04Which is safer — CWEN or AXIA?
On balance sheet safety, AXIA Energia S.A. (AXIA) carries a lower debt/equity ratio of 64% versus 172% for Clearway Energy, Inc. — giving it more financial flexibility in a downturn.
05Which has better profit margins — CWEN or AXIA?
AXIA Energia S.A. (AXIA) is the more profitable company, earning 25.8% net margin versus 11.8% for Clearway Energy, Inc. — meaning it keeps 25.8% of every revenue dollar as bottom-line profit. Operating margin tells a similar story: AXIA leads at 34.5% versus 12.3% for CWEN. At the gross margin level — before operating expenses — AXIA leads at 44.2%, reflecting greater pricing power or product mix advantage. Stronger margins indicate durable pricing power, lower cost of revenue, or higher mix of software/services. They are one of the clearest signs of business quality.
06Is CWEN or AXIA more undervalued right now?
The PEG ratio (forward P/E divided by expected earnings growth rate) is the most precise measure of undervaluation relative to growth potential. By this metric, Clearway Energy, Inc. (CWEN) is the more undervalued stock at a PEG of 0.82x versus AXIA Energia S.A.'s 1.83x. A PEG below 1.0 is traditionally considered the threshold for growth-adjusted undervaluation. On forward earnings alone, AXIA Energia S.A. (AXIA) trades at 1.3x forward P/E versus 37.0x for Clearway Energy, Inc. — 35.7x cheaper on a one-year earnings basis.
07Which pays a better dividend — CWEN or AXIA?
All stocks in this comparison pay dividends. Clearway Energy, Inc. (CWEN) offers the highest yield at 7.9%, versus 0.2% for AXIA Energia S.A. (AXIA).
08Is CWEN or AXIA better for a retirement portfolio?
For long-horizon retirement investors, Clearway Energy, Inc. (CWEN) is the stronger choice — it scores higher on the combination of lower volatility, dividend reliability, and long-term compounding (low volatility (β 0.55), 7.9% yield, +289.9% 10Y return). Both have compounded well over 10 years (CWEN: +289.9%, AXIA: -92.7%), confirming both are viable long-term holds — but the lower-volatility option typically results in less emotional selling during corrections. Retirement portfolios generally favour predictability over maximum returns. Consult a financial advisor before making allocation decisions.

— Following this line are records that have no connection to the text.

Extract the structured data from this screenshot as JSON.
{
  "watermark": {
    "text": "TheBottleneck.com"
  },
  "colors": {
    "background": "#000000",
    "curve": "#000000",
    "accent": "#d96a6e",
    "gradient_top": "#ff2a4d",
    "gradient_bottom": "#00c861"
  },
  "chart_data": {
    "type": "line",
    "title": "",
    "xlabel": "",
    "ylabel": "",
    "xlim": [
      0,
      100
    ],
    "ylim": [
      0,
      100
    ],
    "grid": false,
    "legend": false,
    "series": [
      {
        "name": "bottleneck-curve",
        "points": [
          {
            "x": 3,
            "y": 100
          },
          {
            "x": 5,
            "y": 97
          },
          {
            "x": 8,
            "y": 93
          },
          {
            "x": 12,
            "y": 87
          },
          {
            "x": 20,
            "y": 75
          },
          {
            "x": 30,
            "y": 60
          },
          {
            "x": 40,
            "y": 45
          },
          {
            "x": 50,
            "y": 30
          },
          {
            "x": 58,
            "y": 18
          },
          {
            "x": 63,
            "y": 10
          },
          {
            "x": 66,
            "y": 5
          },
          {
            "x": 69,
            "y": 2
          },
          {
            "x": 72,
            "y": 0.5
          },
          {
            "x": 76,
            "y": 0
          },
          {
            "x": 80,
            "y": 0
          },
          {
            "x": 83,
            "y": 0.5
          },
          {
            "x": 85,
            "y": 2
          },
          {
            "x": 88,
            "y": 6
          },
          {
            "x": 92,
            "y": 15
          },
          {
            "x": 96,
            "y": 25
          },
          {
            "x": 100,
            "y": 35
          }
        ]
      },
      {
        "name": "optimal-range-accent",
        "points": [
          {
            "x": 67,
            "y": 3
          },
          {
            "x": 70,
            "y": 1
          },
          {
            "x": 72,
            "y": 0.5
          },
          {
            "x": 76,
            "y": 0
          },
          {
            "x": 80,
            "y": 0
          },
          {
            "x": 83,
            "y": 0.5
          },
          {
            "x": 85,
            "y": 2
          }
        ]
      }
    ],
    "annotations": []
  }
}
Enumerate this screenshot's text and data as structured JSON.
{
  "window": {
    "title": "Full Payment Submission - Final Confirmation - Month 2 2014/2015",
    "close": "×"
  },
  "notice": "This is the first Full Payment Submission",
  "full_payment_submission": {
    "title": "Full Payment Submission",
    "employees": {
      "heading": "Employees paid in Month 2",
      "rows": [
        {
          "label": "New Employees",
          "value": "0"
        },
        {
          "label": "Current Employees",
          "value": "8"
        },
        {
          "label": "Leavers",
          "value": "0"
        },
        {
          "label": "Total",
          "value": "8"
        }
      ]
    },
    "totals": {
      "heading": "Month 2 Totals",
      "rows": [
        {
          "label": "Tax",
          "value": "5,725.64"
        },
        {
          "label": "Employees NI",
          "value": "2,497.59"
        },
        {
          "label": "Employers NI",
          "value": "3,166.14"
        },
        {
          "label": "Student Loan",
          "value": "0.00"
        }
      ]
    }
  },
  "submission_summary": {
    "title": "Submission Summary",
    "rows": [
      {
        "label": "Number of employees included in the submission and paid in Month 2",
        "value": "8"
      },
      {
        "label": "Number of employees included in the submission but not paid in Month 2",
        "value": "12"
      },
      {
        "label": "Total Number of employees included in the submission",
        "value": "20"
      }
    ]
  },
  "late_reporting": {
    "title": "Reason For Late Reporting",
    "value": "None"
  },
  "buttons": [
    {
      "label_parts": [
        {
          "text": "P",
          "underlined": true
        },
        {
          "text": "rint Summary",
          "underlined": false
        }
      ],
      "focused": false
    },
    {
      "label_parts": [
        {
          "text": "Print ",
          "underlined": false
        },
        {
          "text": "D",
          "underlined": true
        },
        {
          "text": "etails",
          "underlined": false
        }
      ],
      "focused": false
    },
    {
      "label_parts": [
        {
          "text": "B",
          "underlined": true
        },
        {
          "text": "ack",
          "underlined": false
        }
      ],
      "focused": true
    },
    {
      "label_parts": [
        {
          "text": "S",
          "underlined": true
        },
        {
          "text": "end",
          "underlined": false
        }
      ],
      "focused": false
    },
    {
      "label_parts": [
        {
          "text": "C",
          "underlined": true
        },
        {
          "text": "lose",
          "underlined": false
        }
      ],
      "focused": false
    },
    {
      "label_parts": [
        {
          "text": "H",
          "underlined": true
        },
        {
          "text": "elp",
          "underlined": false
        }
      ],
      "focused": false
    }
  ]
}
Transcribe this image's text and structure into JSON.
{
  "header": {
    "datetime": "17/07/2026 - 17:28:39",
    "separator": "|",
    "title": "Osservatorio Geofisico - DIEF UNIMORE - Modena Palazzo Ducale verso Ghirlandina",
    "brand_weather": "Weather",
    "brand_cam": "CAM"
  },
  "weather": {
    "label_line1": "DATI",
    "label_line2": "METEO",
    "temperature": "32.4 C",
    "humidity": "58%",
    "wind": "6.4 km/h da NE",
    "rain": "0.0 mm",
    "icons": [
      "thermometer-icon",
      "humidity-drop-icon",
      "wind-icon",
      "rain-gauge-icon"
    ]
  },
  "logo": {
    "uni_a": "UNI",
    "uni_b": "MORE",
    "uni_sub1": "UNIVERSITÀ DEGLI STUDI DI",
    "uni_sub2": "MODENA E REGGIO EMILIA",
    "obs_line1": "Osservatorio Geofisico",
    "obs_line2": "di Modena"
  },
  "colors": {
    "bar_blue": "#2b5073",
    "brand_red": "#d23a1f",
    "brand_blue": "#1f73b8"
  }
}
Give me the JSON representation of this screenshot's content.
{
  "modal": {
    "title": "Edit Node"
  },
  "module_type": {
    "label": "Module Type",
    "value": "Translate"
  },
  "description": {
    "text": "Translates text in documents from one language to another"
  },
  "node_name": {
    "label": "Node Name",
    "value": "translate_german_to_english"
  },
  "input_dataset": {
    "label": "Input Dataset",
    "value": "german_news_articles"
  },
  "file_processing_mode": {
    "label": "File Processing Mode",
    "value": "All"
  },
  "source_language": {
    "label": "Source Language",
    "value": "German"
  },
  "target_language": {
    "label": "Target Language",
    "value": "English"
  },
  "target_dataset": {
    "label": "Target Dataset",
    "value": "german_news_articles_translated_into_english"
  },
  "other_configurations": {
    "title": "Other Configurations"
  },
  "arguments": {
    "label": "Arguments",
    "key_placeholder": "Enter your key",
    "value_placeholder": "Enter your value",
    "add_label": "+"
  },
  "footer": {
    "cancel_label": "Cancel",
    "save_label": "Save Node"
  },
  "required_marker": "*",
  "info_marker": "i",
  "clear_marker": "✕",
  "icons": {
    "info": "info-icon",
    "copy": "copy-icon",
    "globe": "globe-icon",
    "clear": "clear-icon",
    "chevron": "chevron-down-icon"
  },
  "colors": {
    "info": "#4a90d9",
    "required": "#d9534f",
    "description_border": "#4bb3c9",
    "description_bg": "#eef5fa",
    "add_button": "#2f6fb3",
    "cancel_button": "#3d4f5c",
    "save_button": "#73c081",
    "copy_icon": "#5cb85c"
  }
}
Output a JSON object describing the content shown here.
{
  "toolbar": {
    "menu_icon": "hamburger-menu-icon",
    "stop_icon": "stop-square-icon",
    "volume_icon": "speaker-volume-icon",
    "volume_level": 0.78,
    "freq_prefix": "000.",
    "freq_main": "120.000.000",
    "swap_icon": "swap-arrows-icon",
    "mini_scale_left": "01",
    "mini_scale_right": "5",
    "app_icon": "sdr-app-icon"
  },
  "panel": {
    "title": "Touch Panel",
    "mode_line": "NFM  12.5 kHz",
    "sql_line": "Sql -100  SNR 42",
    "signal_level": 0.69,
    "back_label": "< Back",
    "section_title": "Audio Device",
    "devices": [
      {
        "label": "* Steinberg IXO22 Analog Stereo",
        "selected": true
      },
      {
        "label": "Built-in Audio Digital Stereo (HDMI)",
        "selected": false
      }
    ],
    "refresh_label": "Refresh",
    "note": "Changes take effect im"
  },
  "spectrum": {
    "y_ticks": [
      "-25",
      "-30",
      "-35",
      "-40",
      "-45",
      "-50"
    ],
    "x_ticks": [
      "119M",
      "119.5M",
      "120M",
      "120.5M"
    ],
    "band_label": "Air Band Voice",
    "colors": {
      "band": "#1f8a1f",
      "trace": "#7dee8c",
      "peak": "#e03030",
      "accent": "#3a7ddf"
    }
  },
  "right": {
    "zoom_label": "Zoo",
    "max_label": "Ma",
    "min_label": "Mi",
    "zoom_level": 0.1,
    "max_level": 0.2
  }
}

09What are the main differences between CWEN and AXIA?
Both stocks operate in the Utilities sector, making this a peer-level intra-sector comparison — the same macro tailwinds and headwinds will affect both. In terms of investment character: CWEN is a small-cap income-oriented stock; AXIA is a mid-cap quality compounder stock. CWEN pays a dividend while AXIA does not, making them suitable for different income and tax situations. These fundamental differences mean investors should not choose between them on a single metric — the "better stock" depends entirely on which of these characteristics aligns with your investment strategy.